While the word ‘blockchain’ has become synonymous with the buzz surrounding the ‘bitcoin’ craze, distributed ledger technologies have a wide range of potential applications, including the possibility to track city, region, and company pledges to reduce emissions, support adaptation, and unlock finance to address  climate change.

On Thursday, Nov. 22, at the Alan Turing Institute (ATI) in London, Director Angel Hsu teamed up with Associate Professor Thomas Hale of Oxford University’s Blavatnik School of Government and Odysseas Sclavounis, a joint PhD student at the Oxford Internet Institute and the ATI, to convene a ‘design sprint’ to imagine the possibilities for blockchains to innovate how we currently record and assess actions to address climate change, which can be as diverse as an individual city pledging to set an emissions reduction target to companies adopting a carbon price.

Existing measurement and reporting systems are expensive and labor-intensive, frequently requiring third-party consultants. This discourages resource-constrained actors from participating and recording actions in transnational climate action networks or measuring their climate change impacts at all. When networks fail to account for these activities, they miss an opportunity to support and build connections between peer cities, regions, and companies, and to represent their needs and interests to national policymakers and the international community. Including the full scope of climate actors — particularly those working in developing countries, where adaptation will be especially vital and where emissions are projected to rise rapidly — is vital to providing the support need to implement and scale up these activities.   

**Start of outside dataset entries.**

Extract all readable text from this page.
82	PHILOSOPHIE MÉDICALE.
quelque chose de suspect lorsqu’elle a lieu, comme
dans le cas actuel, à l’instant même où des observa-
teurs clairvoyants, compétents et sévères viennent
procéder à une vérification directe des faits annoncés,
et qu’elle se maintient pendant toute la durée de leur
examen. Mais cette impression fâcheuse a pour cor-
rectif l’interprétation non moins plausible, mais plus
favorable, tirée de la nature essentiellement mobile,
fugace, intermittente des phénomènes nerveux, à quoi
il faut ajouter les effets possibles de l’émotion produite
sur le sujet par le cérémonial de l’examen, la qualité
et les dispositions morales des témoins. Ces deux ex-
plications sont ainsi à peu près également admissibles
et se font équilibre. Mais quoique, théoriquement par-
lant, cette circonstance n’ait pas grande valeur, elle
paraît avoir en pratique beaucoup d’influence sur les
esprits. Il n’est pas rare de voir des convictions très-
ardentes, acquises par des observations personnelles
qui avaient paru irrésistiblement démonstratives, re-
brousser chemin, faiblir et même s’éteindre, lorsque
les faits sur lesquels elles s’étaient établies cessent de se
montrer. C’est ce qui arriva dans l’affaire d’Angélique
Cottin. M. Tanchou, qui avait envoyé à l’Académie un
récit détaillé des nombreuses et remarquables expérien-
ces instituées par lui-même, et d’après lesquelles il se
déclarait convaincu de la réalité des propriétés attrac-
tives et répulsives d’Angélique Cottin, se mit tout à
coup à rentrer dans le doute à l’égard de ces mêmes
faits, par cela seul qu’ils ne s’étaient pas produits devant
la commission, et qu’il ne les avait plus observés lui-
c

Furthermore, there is a limited scientific and information base, and no comprehensive accounting system for understanding: 1) what incentives lead climate actors to report high-quality data on actions and policies in a transparent and timely manner; 2) how these efforts are being implemented; 3) how various actors and actions interact with and relate to each other, and to national governments; 4) and whether these actions are leading to measurable, additional greenhouse gas reductions at the global scale. This information is vital to understanding how to support and grow the ecosystem of voluntary climate action, and predicting how it can help implement and accelerate national ambition.

This workshop convened a group of climate action policy experts, together with those interested and knowledgeable in blockchain and distributed ledger technology, to investigate questions around how a blockchain-based system might solve existing problems with climate action tracking; the design components needed to mobilize a “Blockchain for Climate Action Tracking” system; how to design a governance system to ensure participants are fairly represented, and that the system remains accountable; and how to get people onboard.